I’m sorry, my love. Forgive me. I didn’t know. Believe me, I didn’t know …
The threshing team clanked into the yard on great, grinding, cast-iron wheels, spewing out coal-smoke, throwing mud in all directions.
‘Good grief,’ Kath gasped.
‘First time you’ve seen one?’ Jonty smiled.
It was. She stood still and wide-eyed, thinking so strange a contraption could only have come from an age that had known Stephenson’s Rocket. It was almost a steam-roller, yet with the look of an ancient steam train about it and it pulled a brightly painted contrivance behind it.
‘That’s the thresher,’ Jonty supplied, following her gaze. ‘They’ll back it up to the stack and the sheaves will be thrown down into it, into the drum.’
‘Y-yes.’ Kath frowned. ‘Does it work on electricity?’
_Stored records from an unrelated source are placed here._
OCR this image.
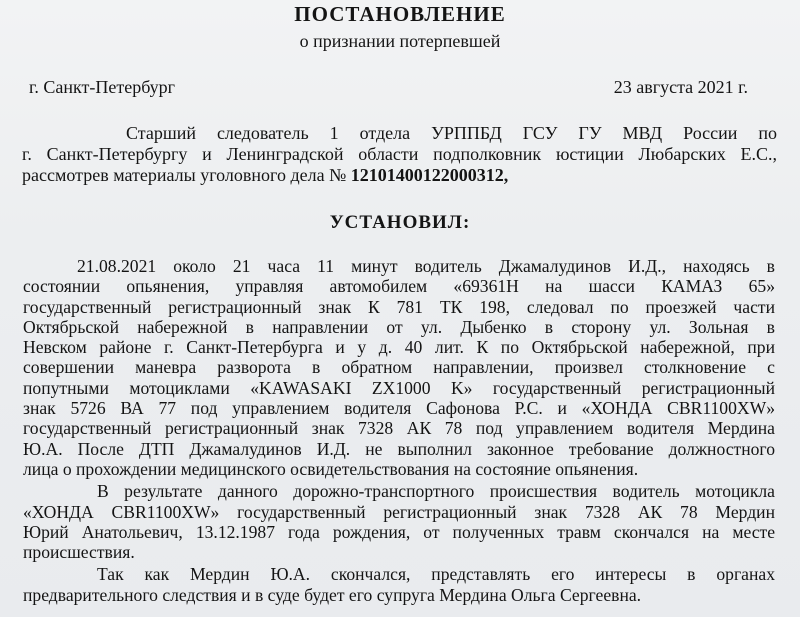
ПОСТАНОВЛЕНИЕ
о признании потерпевшей
г. Санкт-Петербург	23 августа 2021 г.
Старший следователь 1 отдела УРППБД ГСУ ГУ МВД России по
г. Санкт-Петербургу и Ленинградской области подполковник юстиции Любарских Е.С.,
рассмотрев материалы уголовного дела № 12101400122000312,
УСТАНОВИЛ:
21.08.2021 около 21 часа 11 минут водитель Джамалудинов И.Д., находясь в
состоянии опьянения, управляя автомобилем «69361Н на шасси КАМАЗ 65»
государственный регистрационный знак К 781 ТК 198, следовал по проезжей части
Октябрьской набережной в направлении от ул. Дыбенко в сторону ул. Зольная в
Невском районе г. Санкт-Петербурга и у д. 40 лит. К по Октябрьской набережной, при
совершении маневра разворота в обратном направлении, произвел столкновение с
попутными мотоциклами «KAWASAKI ZX1000 K» государственный регистрационный
знак 5726 ВА 77 под управлением водителя Сафонова Р.С. и «ХОНДА CBR1100XW»
государственный регистрационный знак 7328 АК 78 под управлением водителя Мердина
Ю.А. После ДТП Джамалудинов И.Д. не выполнил законное требование должностного
лица о прохождении медицинского освидетельствования на состояние опьянения.
В результате данного дорожно-транспортного происшествия водитель мотоцикла
«ХОНДА CBR1100XW» государственный регистрационный знак 7328 АК 78 Мердин
Юрий Анатольевич, 13.12.1987 года рождения, от полученных травм скончался на месте
происшествия.
Так как Мердин Ю.А. скончался, представлять его интересы в органах
предварительного следствия и в суде будет его супруга Мердина Ольга Сергеевна.
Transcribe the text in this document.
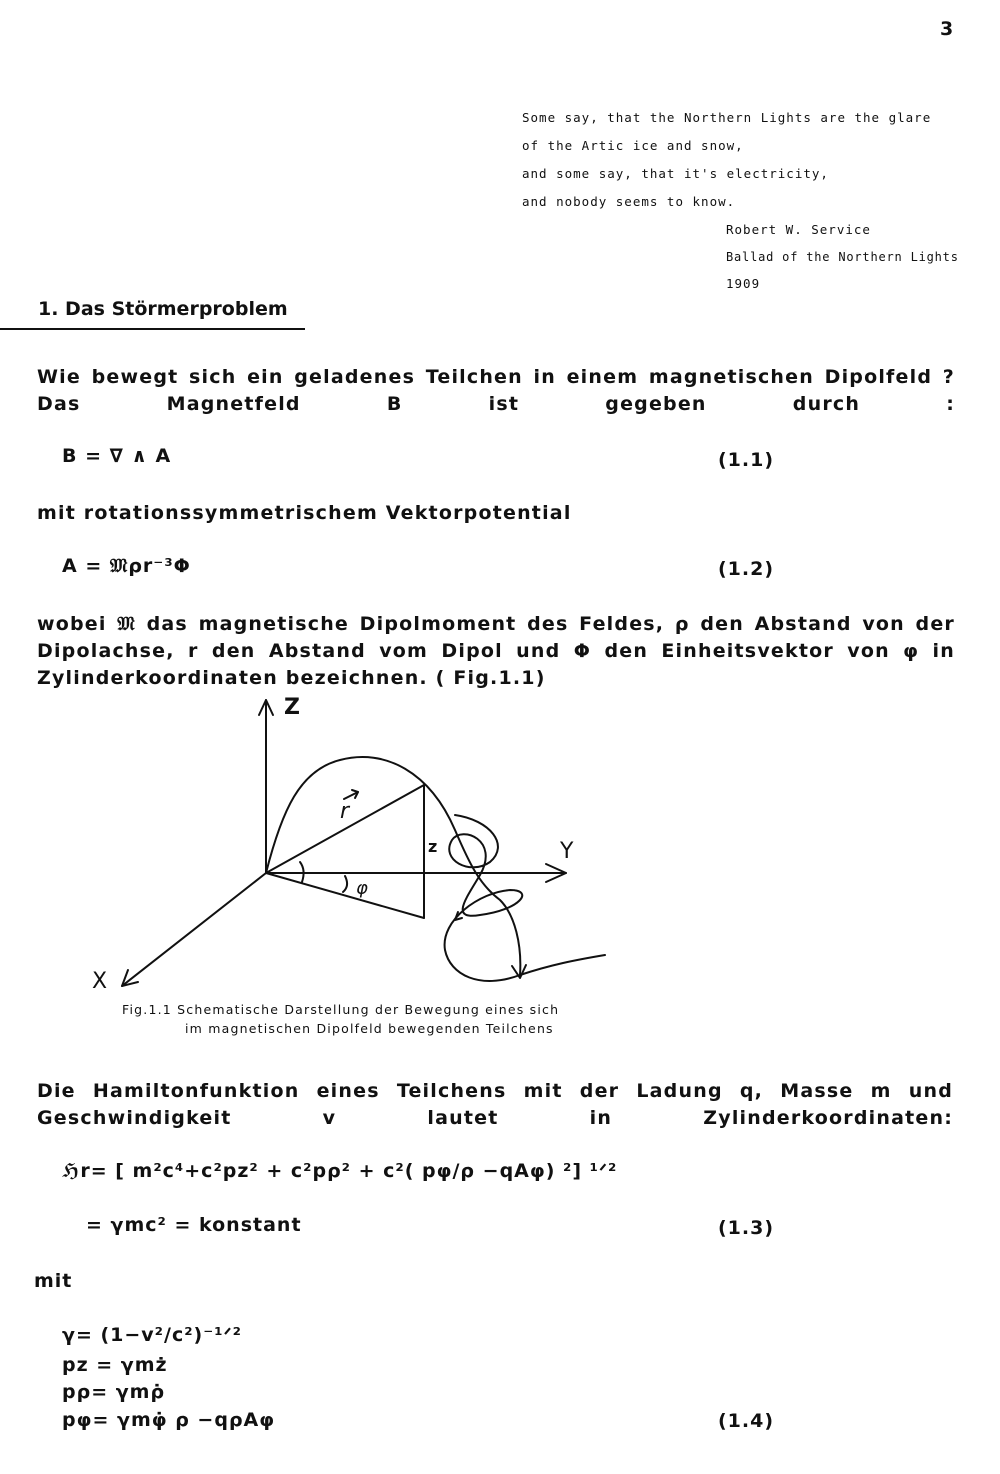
3
Some say, that the Northern Lights are the glare
of the Artic ice and snow,
and some say, that it's electricity,
and nobody seems to know.
Robert W. Service
Ballad of the Northern Lights
1909
1. Das Störmerproblem
Wie bewegt sich ein geladenes Teilchen in einem magnetischen Dipolfeld ? Das Magnetfeld B ist gegeben durch :
B = ∇ ∧ A	(1.1)
mit rotationssymmetrischem Vektorpotential
A = 𝔐ρr⁻³Φ	(1.2)
wobei 𝔐 das magnetische Dipolmoment des Feldes, ρ den Abstand von der Dipolachse, r den Abstand vom Dipol und Φ den Einheitsvektor von φ in Zylinderkoordinaten bezeichnen. ( Fig.1.1)
Z
Y
X
r
z
φ
Fig.1.1 Schematische Darstellung der Bewegung eines sich
im magnetischen Dipolfeld bewegenden Teilchens
Die Hamiltonfunktion eines Teilchens mit der Ladung q, Masse m und Geschwindigkeit v lautet in Zylinderkoordinaten:
ℌr= [ m²c⁴+c²pz² + c²pρ² + c²( pφ/ρ −qAφ) ²] ¹ᐟ²
= γmc² = konstant	(1.3)
mit
γ= (1−v²/c²)⁻¹ᐟ²
pz = γmż
pρ= γmρ̇
pφ= γmφ̇ ρ −qρAφ	(1.4)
‘Nothing quite so convenient.’ Jonty shrugged. ‘Look – see that big wheel on the engine beside the driver’s seat? It’s that wheel that connects by a belt to the thresher; and, roughly, is what drives it. And without blinding you with science,’ he laughed, ‘the straw comes out at one end, the wheat at the other and the chaff – the wheat husks, that is – drop down below it.’ He smiled again and his eyes, thick-lashed and blue, crinkled mischievously. ‘Got that?’
‘Yes. Well, I think so.’ My, but he was handsome. ‘You’ll let me down lightly, Jonty?’
‘I will. If you aren’t afraid of heights you can go on top of the stack with Marco. He’ll be feeding the sheaves down into the drum; you can keep them coming to him – okay?’
It wasn’t. All at once she was apprehensive, but she said she’d do her best – and thought how foolish she had been to worry about milking a cow, when, had she known about traction engines and threshing machines that day she volunteered for the Land Army, she’d have taken to her heels and run a mile!